The rabbis do not expect people to attend court during the months of Nisan or Tishrei, on the erevs before Festivals or Shabbat. People might forget about their court dates.  

A new Mishna teaches us that one may not exchange larger coins for smaller ones from the trunk of customs collectors or the purse of tax collectors.  People were told not to take charity from them, either.  Taking money from their homes or their own personal funds is permitted.

The Gemara tells us about the tax collector role: the King would appoint agents to collect monies from the population, and that was considered to be necessary and good by our Sages.  However, tax collectors might collect monies beyond what was suggested by the King.  Or the King might insist that all citizens pay taxes for something that the rabbis would deem unnecessary.  
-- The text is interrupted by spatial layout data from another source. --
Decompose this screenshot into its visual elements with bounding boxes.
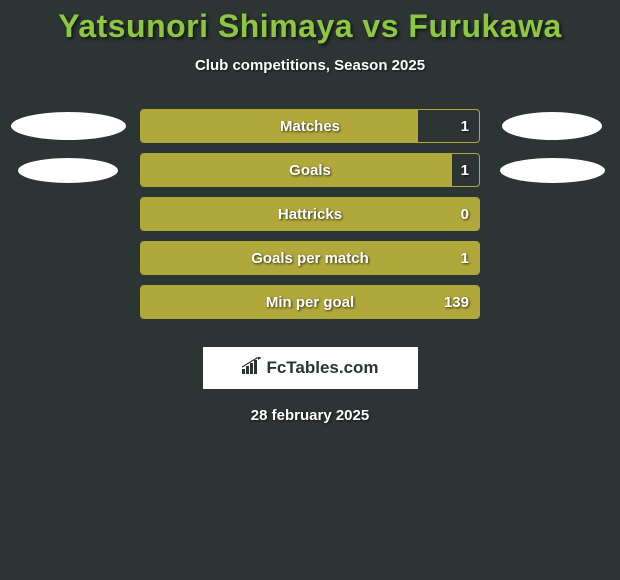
player-ellipse-left <box>11 112 126 140</box>
stat-row: Goals 1 <box>8 153 612 187</box>
stat-label: Goals <box>289 162 331 179</box>
player-ellipse-right <box>500 158 605 183</box>
logo-box: FcTables.com <box>203 347 418 389</box>
stat-bar: Goals per match 1 <box>140 241 480 275</box>
stat-bar: Hattricks 0 <box>140 197 480 231</box>
subtitle: Club competitions, Season 2025 <box>195 57 425 74</box>
stat-label: Min per goal <box>266 294 354 311</box>
date: 28 february 2025 <box>251 407 369 424</box>
stat-row: Matches 1 <box>8 109 612 143</box>
player-ellipse-right <box>502 112 602 140</box>
stat-value: 1 <box>461 118 469 135</box>
stat-value: 1 <box>461 250 469 267</box>
logo-text: FcTables.com <box>266 358 378 378</box>
main-container: Yatsunori Shimaya vs Furukawa Club compe… <box>0 0 620 424</box>
stat-bar: Matches 1 <box>140 109 480 143</box>
chart-icon <box>241 357 263 380</box>
player-ellipse-left <box>18 158 118 183</box>
stat-value: 139 <box>444 294 469 311</box>
stat-bar: Goals 1 <box>140 153 480 187</box>
stat-value: 0 <box>461 206 469 223</box>
stat-value: 1 <box>461 162 469 179</box>
page-title: Yatsunori Shimaya vs Furukawa <box>58 8 562 45</box>
stat-label: Matches <box>280 118 340 135</box>
stat-row: Hattricks 0 <box>8 197 612 231</box>
stat-row: Min per goal 139 <box>8 285 612 319</box>
stat-label: Hattricks <box>278 206 342 223</box>
stats-container: Matches 1 Goals 1 Hattricks 0 Goals per match 1… <box>8 109 612 329</box>
stat-bar: Min per goal 139 <box>140 285 480 319</box>
stat-label: Goals per match <box>251 250 369 267</box>
logo: FcTables.com <box>241 357 378 380</box>
stat-row: Goals per match 1 <box>8 241 612 275</box>
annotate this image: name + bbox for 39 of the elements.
It is clear that Jews are not permitted to avoid paying customs.  Shmuel said that “the law of the kingdom is the law”.  However, our daf moves into conversations about how Jews and Gentiles might be treated similarly or differently.  This conversation is quite disturbing to our modern understandings of equitable and fair treatment of all people.  The rabbis seem to be concerned with the idea that a Gentile might think badly of Jews; simultaneously rabbis find proofs to support the notion that Jews must protect other Jews and that there is no need to protect Gentiles.  

To understand this better, we should consider the context.  Jews were one of many sects of that time period, each attempting to establish its authority.  Gentiles were almost always in power politically and nationally.  They were often cruel to the Jews in their lands but sometimes benevolent.  Jews were very suspicious of Gentiles - they were seen as threats. 
Further, the Torah dictated different laws for Jews and Gentiles, men and women, children and adults, neighbours and family members.  Of course Gentiles would be treated differently from Jews.  

Today's post-modern sensibilities do not allow for the essentialism that our daf describes.  It is not comfortable or easy to read.  But it is helpful toward understanding the realities of our ancestors' lives.